閏4月30日 「吾妻鏡」「義経、奏衡に襲はれ自殺す」

閏4月30日 「吾妻鏡」己未
「義経、奏衡に襲はれ自殺す」
 今日陸奥の国に於いて、藤原泰衡が源與州(義経)を襲う。これ且つは勅定に任せ、且つは二品(頼朝)の命令に依ってである。豫州は民部少輔(藤原)基成朝臣の衣河の館に在り。泰衡の従兵数百騎、その所に馳せ至り合戦した。與州の家来等相防ぐと雖も、悉く以て敗績した。與州は持仏堂に入り、先ず妻(二十二歳)子(女子四歳)を害し、次いで自殺したようである。
   前の伊豫の守従五位下源朝臣義経(義行また義顕と改む。年三十一)
  左馬の頭義朝朝臣六男、母は九條院の雑仕常盤。寿永三年八月六日、左衛門の少尉
  に任じ検非違使の宣旨を頂く。九月十八日叙留す。十月十一日、拝賀(六位の尉の時、
    謝辞を申さず)、則ち院内昇殿をゆるされる。二十五日、大甞會御禊ぎの行幸に供奉す。

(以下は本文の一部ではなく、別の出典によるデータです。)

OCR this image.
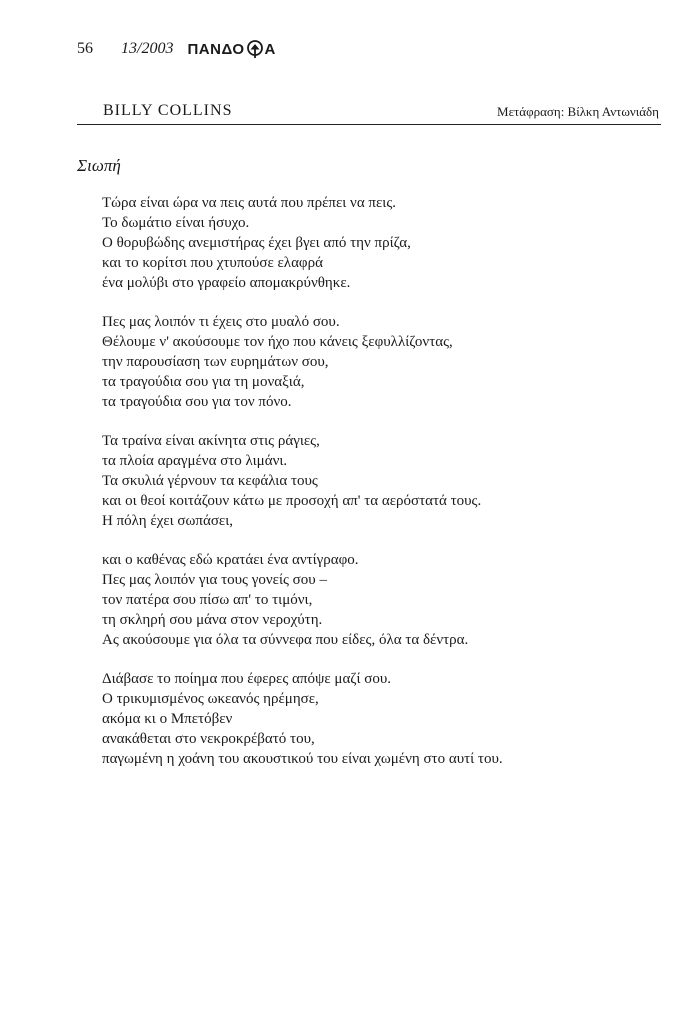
56 13/2003 ΠΑΝΔΟ Α
BILLY COLLINS	Μετάφραση: Βίλκη Αντωνιάδη
Σιωπή
Τώρα είναι ώρα να πεις αυτά που πρέπει να πεις.
Το δωμάτιο είναι ήσυχο.
Ο θορυβώδης ανεμιστήρας έχει βγει από την πρίζα,
και το κορίτσι που χτυπούσε ελαφρά
ένα μολύβι στο γραφείο απομακρύνθηκε.
Πες μας λοιπόν τι έχεις στο μυαλό σου.
Θέλουμε ν' ακούσουμε τον ήχο που κάνεις ξεφυλλίζοντας,
την παρουσίαση των ευρημάτων σου,
τα τραγούδια σου για τη μοναξιά,
τα τραγούδια σου για τον πόνο.
Τα τραίνα είναι ακίνητα στις ράγιες,
τα πλοία αραγμένα στο λιμάνι.
Τα σκυλιά γέρνουν τα κεφάλια τους
και οι θεοί κοιτάζουν κάτω με προσοχή απ' τα αερόστατά τους.
Η πόλη έχει σωπάσει,
και ο καθένας εδώ κρατάει ένα αντίγραφο.
Πες μας λοιπόν για τους γονείς σου –
τον πατέρα σου πίσω απ' το τιμόνι,
τη σκληρή σου μάνα στον νεροχύτη.
Ας ακούσουμε για όλα τα σύννεφα που είδες, όλα τα δέντρα.
Διάβασε το ποίημα που έφερες απόψε μαζί σου.
Ο τρικυμισμένος ωκεανός ηρέμησε,
ακόμα κι ο Μπετόβεν
ανακάθεται στο νεκροκρέβατό του,
παγωμένη η χοάνη του ακουστικού του είναι χωμένη στο αυτί του.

    元暦元年八月二十六日、平氏追討使の太政官符を頂く。二年四月二十五日、神鏡が九州
    より還宮した。太政官庁の庁舎にお入りの間供奉した。二十七日、院の御厩司に任命された。八月十四日、
    伊豫の守に任ず(検非違使は元の如し)。文治元年十一月十八日、免官。
(注釈)
陸奥(みちのく)・・・磐城、岩代、陸前、陸中、陸奥
磐城(いわき)・・・福島県東部、一部宮城県
岩代(いわしろ)・・・福島県中央部および西部
陸前(りくぜん)・・・宮城県、一部岩手県
陸中(りくちゅう)・・・岩手県、一部秋田県
陸奥(むつ)・・・青森県、一部岩手県
叙留(じょりゅう)・・・位だけあげて官職をそのままに留めおく
大甞會(だいじょうえ)・・・天皇が即位後、初めて行う穀物の祭り
御禊(おみそぎ)・・・神事の前に身を清める
行幸(ぎょうこう)・・・天皇の外出
供奉(ぐぶ)・・・行幸などの行列に加わること
厩司(うまやのつかさ)・・・馬のことをつかさどる役。
(解説)
 義経は公家の一人と名前が似ているので紛らわしいとの理由で、義行また義顕に変更させられた。

7月10日 「吾妻鏡」戊辰
「伊勢沼田御厨地頭の押妨を停む」
 太神宮(伊勢大神宮)領の伊勢の国の沼田御厨(みくりや)の人民等、訴状を捧げ、去る比参着した。当所は元畠山の次郎重忠に充て与えた処、文治3年6月29日、員弁(いなべ)大領家綱の訴状に依ってこれを没収せられ、吉見の次郎頼綱にあたえました(10月13日)。而るに頼綱また不義を巧み、民戸を追捕(ついぶ)し、財宝を調べて没収したようです。仍って今日指図が有りました。平民部の丞盛時の奉行として、早く彼の非道を停止させるべきの由、命令すべきの旨、山城の介久兼に命令を遣わされました。征伐の御祈祷を抽んぜんが為、以て急速の裁許に及ぶようです。
(注釈)
御厨(みくりや)・・・皇室や神社の領地
追捕(ついぶ)・・・没収、略奪
奉行(ぶぎょう)・・・命により行事を執行する担当者。